Joint development effort with AMD uses the AMD HIP Framework to migrate code from Nvidia CUDA
Redshift, the GPU-accelerated biased renderer from Maxon that works with Cinema 4D, Maya, 3ds max, Blender, Vectorworks, Archicad and others, can now be accelerated by AMD Radeon Pro GPUs.
The production-class render engine now offers photorealistic rendering via AMD (HIP), Apple (Metal) and Nvidia (CUDA) technologies, while anyone can work with Redshift materials and rendering through Redshift CPU.
The AMD dedicated GPU programming environment – Heterogeneous Interface for Portability (HIP) – is designed for programming high performance kernels on GPU hardware.
HIP is a C++ runtime API and programming language designed to support easy migration from existing CUDA code. According to Maxon, this means developers can write their GPU applications and, with very minimal changes, run their code in any environment with comparable performance across platforms.
Redshift also supports rendering with mixed devices like RS CPU and AMD Radeon Pro graphics cards, so firms can work with a variety of hardware setups – whether it is Nvidia on one machine, AMD on another, or CPU only.

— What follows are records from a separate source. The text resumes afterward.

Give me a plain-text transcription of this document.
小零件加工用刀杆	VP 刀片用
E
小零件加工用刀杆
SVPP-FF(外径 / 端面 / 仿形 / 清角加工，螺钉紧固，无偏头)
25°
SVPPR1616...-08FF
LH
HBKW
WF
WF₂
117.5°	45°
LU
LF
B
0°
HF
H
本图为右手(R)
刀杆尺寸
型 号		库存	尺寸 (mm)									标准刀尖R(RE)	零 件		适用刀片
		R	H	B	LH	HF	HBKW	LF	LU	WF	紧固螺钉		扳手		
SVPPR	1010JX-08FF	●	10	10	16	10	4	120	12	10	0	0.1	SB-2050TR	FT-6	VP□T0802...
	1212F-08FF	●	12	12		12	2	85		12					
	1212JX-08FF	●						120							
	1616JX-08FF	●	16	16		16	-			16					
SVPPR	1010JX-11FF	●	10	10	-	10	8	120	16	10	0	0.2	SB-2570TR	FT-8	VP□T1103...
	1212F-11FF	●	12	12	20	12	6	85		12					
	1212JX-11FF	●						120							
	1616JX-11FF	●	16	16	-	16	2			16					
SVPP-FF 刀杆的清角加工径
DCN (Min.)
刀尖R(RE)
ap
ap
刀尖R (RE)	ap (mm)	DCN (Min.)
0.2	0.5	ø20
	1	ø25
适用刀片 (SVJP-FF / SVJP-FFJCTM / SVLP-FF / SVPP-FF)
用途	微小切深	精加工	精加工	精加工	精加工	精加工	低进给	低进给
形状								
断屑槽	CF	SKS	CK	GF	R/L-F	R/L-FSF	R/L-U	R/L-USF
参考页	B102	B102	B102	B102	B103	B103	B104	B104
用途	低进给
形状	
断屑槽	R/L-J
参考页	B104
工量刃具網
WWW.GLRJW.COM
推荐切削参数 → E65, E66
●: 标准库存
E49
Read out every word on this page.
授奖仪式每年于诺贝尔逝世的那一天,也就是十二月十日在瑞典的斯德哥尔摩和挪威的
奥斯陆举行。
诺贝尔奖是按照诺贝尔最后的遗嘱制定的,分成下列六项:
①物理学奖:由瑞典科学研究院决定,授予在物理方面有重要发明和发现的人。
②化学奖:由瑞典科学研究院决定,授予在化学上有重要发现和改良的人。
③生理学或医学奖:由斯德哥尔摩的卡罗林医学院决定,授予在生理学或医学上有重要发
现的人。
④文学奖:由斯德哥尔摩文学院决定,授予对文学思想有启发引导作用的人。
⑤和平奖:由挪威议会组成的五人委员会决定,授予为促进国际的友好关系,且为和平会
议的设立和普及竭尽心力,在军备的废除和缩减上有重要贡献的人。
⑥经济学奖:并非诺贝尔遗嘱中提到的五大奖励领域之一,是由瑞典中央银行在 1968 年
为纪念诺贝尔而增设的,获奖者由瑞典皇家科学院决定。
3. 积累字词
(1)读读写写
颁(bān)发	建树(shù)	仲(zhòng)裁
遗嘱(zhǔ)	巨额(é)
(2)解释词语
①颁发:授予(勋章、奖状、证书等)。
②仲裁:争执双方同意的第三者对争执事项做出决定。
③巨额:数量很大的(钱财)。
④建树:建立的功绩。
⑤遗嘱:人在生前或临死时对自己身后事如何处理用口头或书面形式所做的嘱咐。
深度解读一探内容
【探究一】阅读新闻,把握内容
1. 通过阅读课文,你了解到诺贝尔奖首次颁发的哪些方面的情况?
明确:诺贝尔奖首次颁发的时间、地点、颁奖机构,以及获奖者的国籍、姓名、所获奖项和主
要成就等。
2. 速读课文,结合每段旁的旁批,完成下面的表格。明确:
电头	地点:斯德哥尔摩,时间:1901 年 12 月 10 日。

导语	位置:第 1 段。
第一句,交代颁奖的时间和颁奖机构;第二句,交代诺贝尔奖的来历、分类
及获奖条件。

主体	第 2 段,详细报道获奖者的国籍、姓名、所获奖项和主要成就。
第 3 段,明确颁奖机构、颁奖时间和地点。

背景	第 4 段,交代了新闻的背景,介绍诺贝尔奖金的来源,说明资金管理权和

“Our ultimate goal is Redshift Everywhere, in the hands of every artist on every DCC application, with the ability to take advantage of all the capabilities of their hardware,” said Maxon CEO David McGavran, before adding, “This development brings us even closer to that achievement and also satisfies one of the community’s most desired feature requests.”
To run Redshift on the supported AMD Radeon Pro W6800 graphics card will require the AMD Software: Pro Edition 22.Q1 driver which is slated to be available later this quarter. Redshift is also validated on the AMD Radeon Pro VII graphics card.
Both AMD Software and Redshift support for AMD Radeon Pro graphics cards on Windows are currently in a closed technology preview and development is actively ongoing.